I’m thinking about movement, I'm thinking about how I/we are moving. I'm asking myself, how do we move? We will jump, mosh, cry, celebrate, feel, freestyle, run, laugh, live our dreams, work, cypher, be fly, drip, build, organize, shake, headbang, be soft, be strong, queer, scream, make revolution, be seen, be heard. We will do this all together.

​This work is about organizing, I want to bring everyone together to create a world of solidarity. In this world, we are all moving as one. We will create a world where we can exist and be queer and be free. I'm thinking about what moshing has to do with community. How can we use our anger to build? How can this be done as a group? How are we going to hold each other accountable? How do we care for each other? Where does joy come in? How can we use joy as our protest? I'm building a dream world where solidarity is the goal. I'm building a world where we can dream. I'm building a world where people can dream. I'm building a world where we can love each other. I'm building an afro-futuristic world. I'm building a sanctuary. I'm building a world where the American dream is a black dream. I'm building a world where people see, and hear  each other. I'm building a world where we can be heard. I'm building a world that is attainable. 

I think these questions, and words are important in order for the work to survive. Im thinking about a quote from “Ghost Of” by Diana Khoi Nguyen ,“The solitary bee struggles to fly." In this book I'm really interested in the way she's holding space for others who have passed, or can no longer hold space for themselves.   I'm researching artists that I feel are building new frames for blackness, and queerness. I'm really interested in Solange, because of her use of portraiture. She is using these portraits she is building to change the way viewers see blackness. Cheyenne Kimora is another artist that I’m looking at. She is a designer, she works with crystals and different fabrics. She has made crystal du-rags, denim shorts, jackets, pants, etc. I am interested in the way she is dripping, I feel like  she is framing flyness in a new way. I am really interested in the way that she is giving glamour to blackness. I am interested in how she  takes beauty, and luxury and gives it to blackness.

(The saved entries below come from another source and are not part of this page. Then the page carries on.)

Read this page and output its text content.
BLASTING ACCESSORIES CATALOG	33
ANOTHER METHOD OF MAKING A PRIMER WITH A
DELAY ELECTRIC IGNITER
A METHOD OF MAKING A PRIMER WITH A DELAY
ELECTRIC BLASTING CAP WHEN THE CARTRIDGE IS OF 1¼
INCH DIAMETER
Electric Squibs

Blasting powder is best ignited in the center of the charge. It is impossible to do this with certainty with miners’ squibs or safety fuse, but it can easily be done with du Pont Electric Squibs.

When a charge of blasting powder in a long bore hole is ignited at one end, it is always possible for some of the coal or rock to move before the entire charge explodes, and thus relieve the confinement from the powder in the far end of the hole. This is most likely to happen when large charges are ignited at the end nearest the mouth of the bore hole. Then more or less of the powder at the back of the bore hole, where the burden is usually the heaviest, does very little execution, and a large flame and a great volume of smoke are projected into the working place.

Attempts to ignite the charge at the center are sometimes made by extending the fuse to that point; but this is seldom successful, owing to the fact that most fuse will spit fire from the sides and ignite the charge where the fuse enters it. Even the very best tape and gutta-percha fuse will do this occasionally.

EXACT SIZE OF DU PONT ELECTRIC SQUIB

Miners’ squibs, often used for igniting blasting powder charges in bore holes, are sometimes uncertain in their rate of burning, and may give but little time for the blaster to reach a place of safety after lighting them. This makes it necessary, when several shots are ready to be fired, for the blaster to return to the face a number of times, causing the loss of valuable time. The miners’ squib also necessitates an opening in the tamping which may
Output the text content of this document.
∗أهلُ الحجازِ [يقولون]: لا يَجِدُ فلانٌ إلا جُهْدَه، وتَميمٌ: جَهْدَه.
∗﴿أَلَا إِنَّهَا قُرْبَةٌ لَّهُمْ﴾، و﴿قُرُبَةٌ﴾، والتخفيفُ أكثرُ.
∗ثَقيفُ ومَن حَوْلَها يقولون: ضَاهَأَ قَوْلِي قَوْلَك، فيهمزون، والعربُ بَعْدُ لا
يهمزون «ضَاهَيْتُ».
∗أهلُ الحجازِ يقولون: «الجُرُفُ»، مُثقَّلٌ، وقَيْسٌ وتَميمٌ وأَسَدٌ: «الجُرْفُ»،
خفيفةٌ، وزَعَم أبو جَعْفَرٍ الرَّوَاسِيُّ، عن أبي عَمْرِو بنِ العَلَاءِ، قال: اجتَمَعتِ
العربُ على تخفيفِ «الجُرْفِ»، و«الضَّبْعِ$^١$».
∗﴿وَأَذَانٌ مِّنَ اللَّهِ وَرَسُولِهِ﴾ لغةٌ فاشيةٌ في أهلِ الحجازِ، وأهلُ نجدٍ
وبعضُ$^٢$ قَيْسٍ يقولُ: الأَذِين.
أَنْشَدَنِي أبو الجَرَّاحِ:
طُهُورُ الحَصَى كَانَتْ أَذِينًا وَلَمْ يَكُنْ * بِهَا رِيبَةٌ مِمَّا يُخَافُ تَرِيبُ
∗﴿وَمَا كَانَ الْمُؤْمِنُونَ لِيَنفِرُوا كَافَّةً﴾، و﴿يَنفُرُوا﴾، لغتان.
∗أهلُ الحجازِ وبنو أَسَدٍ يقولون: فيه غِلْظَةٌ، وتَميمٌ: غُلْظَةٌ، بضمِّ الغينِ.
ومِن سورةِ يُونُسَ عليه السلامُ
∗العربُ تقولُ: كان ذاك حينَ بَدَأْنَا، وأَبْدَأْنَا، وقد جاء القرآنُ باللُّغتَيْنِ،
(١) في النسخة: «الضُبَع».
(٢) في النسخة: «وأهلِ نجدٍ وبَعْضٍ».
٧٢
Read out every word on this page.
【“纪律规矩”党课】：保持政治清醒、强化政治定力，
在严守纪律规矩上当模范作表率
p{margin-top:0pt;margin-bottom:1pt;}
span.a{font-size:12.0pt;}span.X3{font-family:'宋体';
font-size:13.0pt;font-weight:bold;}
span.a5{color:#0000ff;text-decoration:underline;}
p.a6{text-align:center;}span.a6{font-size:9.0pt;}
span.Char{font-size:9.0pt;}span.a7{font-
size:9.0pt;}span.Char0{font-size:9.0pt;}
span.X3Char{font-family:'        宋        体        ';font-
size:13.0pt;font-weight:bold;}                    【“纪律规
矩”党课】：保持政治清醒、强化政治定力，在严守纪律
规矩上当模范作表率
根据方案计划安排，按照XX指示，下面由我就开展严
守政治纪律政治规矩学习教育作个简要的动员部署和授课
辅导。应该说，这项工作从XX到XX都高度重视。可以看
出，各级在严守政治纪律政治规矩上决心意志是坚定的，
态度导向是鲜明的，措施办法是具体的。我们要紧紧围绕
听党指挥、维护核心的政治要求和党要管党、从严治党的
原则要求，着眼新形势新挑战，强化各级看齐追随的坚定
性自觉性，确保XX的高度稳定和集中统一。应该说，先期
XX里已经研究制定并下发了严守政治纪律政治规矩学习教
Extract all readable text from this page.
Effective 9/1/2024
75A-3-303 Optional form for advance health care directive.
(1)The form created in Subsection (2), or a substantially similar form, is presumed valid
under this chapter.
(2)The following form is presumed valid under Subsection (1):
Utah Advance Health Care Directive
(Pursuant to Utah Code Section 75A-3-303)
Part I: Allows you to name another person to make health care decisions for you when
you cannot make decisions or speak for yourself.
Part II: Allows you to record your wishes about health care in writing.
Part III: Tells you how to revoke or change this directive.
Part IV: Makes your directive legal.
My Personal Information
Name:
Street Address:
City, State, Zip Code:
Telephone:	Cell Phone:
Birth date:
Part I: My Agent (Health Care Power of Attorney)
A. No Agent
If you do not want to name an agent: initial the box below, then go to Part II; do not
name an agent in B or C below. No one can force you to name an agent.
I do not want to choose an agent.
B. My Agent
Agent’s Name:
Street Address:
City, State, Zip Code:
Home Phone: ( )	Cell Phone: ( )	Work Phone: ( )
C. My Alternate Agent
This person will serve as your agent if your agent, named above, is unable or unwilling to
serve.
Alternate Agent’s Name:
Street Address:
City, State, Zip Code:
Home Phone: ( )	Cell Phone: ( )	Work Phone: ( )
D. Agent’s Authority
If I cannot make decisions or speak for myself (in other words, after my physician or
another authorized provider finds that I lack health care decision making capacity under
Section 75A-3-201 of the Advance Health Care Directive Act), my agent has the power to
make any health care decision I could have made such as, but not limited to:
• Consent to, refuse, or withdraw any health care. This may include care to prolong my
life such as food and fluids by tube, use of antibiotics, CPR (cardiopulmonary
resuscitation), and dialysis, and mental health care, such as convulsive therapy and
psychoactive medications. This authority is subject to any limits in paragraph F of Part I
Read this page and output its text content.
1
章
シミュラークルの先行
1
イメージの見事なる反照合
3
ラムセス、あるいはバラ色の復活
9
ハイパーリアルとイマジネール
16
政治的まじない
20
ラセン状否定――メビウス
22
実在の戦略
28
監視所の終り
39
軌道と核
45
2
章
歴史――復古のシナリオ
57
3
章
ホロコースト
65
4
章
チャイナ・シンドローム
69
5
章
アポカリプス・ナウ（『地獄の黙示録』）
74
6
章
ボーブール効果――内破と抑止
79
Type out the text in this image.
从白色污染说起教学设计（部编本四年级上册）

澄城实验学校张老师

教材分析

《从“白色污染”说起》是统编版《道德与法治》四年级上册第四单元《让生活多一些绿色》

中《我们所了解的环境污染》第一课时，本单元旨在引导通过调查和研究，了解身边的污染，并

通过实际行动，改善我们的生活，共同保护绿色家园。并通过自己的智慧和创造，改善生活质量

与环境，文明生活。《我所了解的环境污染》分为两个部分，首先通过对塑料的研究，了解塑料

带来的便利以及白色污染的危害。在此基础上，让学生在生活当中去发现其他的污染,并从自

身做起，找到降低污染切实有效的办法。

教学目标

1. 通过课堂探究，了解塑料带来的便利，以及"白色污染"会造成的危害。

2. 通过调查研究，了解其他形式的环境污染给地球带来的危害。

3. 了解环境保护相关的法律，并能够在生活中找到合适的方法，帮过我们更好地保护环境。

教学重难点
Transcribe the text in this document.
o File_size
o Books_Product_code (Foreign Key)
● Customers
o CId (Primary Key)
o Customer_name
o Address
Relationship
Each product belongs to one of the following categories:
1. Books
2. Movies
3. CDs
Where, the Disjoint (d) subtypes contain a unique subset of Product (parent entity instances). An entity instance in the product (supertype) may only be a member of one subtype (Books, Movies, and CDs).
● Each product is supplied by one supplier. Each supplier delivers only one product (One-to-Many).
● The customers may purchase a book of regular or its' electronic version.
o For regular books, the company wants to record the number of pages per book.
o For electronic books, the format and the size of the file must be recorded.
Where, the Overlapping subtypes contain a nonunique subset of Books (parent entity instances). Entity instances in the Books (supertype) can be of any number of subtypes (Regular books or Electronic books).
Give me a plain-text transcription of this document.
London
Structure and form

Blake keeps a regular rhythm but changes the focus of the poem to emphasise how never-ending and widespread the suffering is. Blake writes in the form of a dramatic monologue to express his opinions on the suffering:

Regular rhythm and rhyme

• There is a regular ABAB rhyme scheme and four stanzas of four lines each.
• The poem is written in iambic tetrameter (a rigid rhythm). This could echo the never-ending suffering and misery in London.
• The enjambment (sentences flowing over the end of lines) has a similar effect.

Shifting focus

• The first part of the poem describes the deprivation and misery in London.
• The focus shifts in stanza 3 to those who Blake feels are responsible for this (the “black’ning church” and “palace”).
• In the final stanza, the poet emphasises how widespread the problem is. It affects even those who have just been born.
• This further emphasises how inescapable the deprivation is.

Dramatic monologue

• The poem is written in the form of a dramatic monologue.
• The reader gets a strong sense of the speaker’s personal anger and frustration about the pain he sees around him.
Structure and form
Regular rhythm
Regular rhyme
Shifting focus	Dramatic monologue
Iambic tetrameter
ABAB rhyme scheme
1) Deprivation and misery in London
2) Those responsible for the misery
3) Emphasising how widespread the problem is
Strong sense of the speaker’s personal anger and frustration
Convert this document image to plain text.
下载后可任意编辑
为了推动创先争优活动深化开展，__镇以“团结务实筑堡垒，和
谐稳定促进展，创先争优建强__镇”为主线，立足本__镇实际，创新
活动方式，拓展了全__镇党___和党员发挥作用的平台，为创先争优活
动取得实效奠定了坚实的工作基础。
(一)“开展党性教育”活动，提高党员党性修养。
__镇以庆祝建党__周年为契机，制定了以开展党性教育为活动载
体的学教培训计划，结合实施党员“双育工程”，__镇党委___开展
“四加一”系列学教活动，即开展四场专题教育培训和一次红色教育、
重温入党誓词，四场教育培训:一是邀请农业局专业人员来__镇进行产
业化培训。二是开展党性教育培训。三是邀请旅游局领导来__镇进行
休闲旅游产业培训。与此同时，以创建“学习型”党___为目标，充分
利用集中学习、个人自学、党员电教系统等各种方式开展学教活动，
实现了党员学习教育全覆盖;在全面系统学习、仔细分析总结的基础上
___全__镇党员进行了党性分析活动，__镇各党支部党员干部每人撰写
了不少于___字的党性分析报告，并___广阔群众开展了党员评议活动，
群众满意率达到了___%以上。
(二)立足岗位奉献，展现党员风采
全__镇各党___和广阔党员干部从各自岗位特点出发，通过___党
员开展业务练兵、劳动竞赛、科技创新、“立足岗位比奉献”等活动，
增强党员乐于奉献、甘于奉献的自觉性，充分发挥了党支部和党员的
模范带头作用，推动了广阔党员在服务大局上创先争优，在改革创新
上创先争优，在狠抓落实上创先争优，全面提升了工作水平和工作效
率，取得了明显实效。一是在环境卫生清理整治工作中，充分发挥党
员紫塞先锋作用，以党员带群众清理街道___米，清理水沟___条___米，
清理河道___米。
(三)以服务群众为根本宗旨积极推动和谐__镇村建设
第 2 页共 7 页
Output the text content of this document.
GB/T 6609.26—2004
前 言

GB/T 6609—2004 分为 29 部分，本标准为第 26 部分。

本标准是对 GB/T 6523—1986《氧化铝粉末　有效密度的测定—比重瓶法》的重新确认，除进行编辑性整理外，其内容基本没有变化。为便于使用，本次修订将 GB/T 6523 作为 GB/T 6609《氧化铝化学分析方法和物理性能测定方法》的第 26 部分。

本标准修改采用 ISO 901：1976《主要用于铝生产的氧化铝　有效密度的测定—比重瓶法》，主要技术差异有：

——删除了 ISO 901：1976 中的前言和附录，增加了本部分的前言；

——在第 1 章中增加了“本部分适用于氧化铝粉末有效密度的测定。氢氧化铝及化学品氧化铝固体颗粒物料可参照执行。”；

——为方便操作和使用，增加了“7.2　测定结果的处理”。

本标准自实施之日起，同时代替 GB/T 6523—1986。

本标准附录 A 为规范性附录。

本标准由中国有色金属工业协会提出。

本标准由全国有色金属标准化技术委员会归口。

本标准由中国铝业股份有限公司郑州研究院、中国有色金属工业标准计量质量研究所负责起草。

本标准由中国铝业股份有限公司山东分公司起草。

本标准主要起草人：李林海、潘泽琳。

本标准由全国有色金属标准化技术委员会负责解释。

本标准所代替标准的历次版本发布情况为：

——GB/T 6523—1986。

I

In order for the work to survive I need other people present in some form. There must be some type of community at all times for group movement to happen. Performance will not require a certain amount of performers, as long as spectators are active as well. This is where solidarity comes into play, everyone on all sides must be held accountable in order for solidarity to be possible. We all have to hold space for each other, and hold each other to create the environmental safety needed to execute this work.